An Overview of Using Azure Data Lake Storage Gen2

PRIYA SINGH 09 Jan, 2023 • 6 min read

This article was published as a part of the Data Science Blogathon.

Before seeing the practical implementation of the use case, let’s briefly introduce Azure Data Lake Storage Gen2 and the Paramiko module.

Introduction to Azure Data Lake Storage Gen2

Azure Data Lake Storage Gen2 is a data storage solution specially designed for big data analytics. It combines the best of Azure Data Lake Gen1 and Azure Blob Storage. As Azure Data Lake Storage Gen2 build on top of Azure Blob Storage, it is cost-effective and has high availability and disaster recovery. Data Lake Gen2 allows the management of a vast amount of data. It supports petabytes of information.

With the use of Azure Data Lake Storage, we can store trillions of files. In this blog, I will discuss how to write a Python script that will download audio files from the remote server to the local path and then upload the audio files to Azure Data Lake Storage in a directory with today’s date.

Prerequisite: You should have a basic understanding of python and an azure subscription. If you don’t have a subscription, click here to learn more about it.

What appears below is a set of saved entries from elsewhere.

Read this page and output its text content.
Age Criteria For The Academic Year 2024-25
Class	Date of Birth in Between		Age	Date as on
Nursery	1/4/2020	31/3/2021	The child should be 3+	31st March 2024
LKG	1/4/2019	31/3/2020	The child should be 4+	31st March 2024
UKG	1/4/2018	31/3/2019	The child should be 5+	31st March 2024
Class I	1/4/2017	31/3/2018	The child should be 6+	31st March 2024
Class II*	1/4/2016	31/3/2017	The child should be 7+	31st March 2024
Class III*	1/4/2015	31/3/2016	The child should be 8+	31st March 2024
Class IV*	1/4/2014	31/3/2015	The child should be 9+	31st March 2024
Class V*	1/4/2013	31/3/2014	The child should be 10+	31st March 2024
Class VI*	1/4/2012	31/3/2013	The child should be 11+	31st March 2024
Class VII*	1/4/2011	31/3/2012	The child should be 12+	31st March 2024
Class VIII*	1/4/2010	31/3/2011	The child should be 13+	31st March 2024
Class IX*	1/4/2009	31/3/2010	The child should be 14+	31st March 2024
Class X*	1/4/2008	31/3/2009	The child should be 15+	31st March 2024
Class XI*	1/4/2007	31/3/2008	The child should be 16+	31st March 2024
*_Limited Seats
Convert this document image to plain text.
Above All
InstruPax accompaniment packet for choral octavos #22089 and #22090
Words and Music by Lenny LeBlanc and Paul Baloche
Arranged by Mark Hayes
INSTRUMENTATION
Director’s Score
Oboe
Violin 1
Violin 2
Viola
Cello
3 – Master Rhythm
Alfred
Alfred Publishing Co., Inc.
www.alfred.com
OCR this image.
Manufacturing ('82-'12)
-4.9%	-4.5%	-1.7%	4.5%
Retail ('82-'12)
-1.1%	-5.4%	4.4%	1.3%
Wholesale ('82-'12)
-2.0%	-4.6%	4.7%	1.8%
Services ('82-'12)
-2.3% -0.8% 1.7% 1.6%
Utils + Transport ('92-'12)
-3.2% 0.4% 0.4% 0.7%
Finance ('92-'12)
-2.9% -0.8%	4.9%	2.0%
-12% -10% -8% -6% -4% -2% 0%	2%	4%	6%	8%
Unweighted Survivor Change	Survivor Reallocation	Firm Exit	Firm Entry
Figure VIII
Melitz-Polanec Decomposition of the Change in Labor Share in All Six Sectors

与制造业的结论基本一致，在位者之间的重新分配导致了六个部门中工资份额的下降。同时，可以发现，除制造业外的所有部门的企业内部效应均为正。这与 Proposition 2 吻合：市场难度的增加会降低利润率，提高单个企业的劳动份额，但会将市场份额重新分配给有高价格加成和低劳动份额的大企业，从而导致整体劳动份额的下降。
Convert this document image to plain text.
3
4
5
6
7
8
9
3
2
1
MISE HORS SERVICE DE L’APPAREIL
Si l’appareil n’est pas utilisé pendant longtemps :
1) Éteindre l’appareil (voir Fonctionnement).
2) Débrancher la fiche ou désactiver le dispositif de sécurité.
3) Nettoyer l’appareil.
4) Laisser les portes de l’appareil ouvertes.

Libraries Used: Azure Data Lake Storage, Paramiko

Key Features of Azure Data Lake Gen2

Hadoop Compatible access: Data Lake Storage Gen2 enables you to manage and access data in the same way that a Hadoop FileSystem. The new ABFS driver (for data access) is now available in all Apache Hadoop environments. Azure HDInsight, Azure Databricks, and Azure Synapse Analytics are among these environments.
Management: It’s manageable as we can easily organize the files via directories and sub-directories.
Performance: Since it stores data in a hierarchical manner(directories and sub-directories), data processing requires less computational power and reduces time and cost.
Cost-effective: Data Lake Storage Gen2 provides low-cost storage and transactions. Azure Blob Storage lifecycle features, for example, reduce costs as data moves through its lifecycle.
Optimized driver: The Azure Blob Filesystem driver(ABFS) is part of Apache Hadoop and is used effectively for big data analytics.
Security: Azure Data Lake Gen2 supports ACLs(Access Control Lists) and POSIX (Portable Operating System Interface) permission.

What is Paramiko?

Paramiko is a Python library that connects to a remote device via SSH. To establish a secure connection between two devices, Paramiko employs SSH2 as a replacement for SSL. It also supports both the client and server models of SFTP.

SSH or Secure Shell is a protocol used for making a secure remote connection. SSH access the remote server to run commands and to download and upload files. We can transfer files from a remote server to the local and vice versa using SFTP(Secure File Transfer Protocol).

Implementation of Paramiko

Step 1: Install the Paramiko library using pip.

pip install paramiko

Step 2: Establish a Connection with a remote server.

import paramiko

ssh = paramiko.SSHClient()

ssh.connect(hostname=host, username=username, password=password)

When we try to run the above code, we will get an exception saying missing_host_key raise SSHException) paramiko.ssh_exception.SSHException To overcome this exception, use set_missing_host_key_policy(policy). By default, paramiko.SSHClient has RejectPolicy. So we will use AutoAddPolicy, which will automatically add a new host key to the local HostKeys object.

import paramiko
ssh = paramiko.SSHClient()
ssh.set_missing_host_key_policy(paramiko.AutoAddPolicy())
ssh.connect(hostname=host, username=username, password=password)

Files can be transferred by using paramiko.SFTPClient. It will open an SFTP session. We can call it by using open_sftp() on an instance of paramiko.SSHClient. For downloading files, we can use the below piece of code.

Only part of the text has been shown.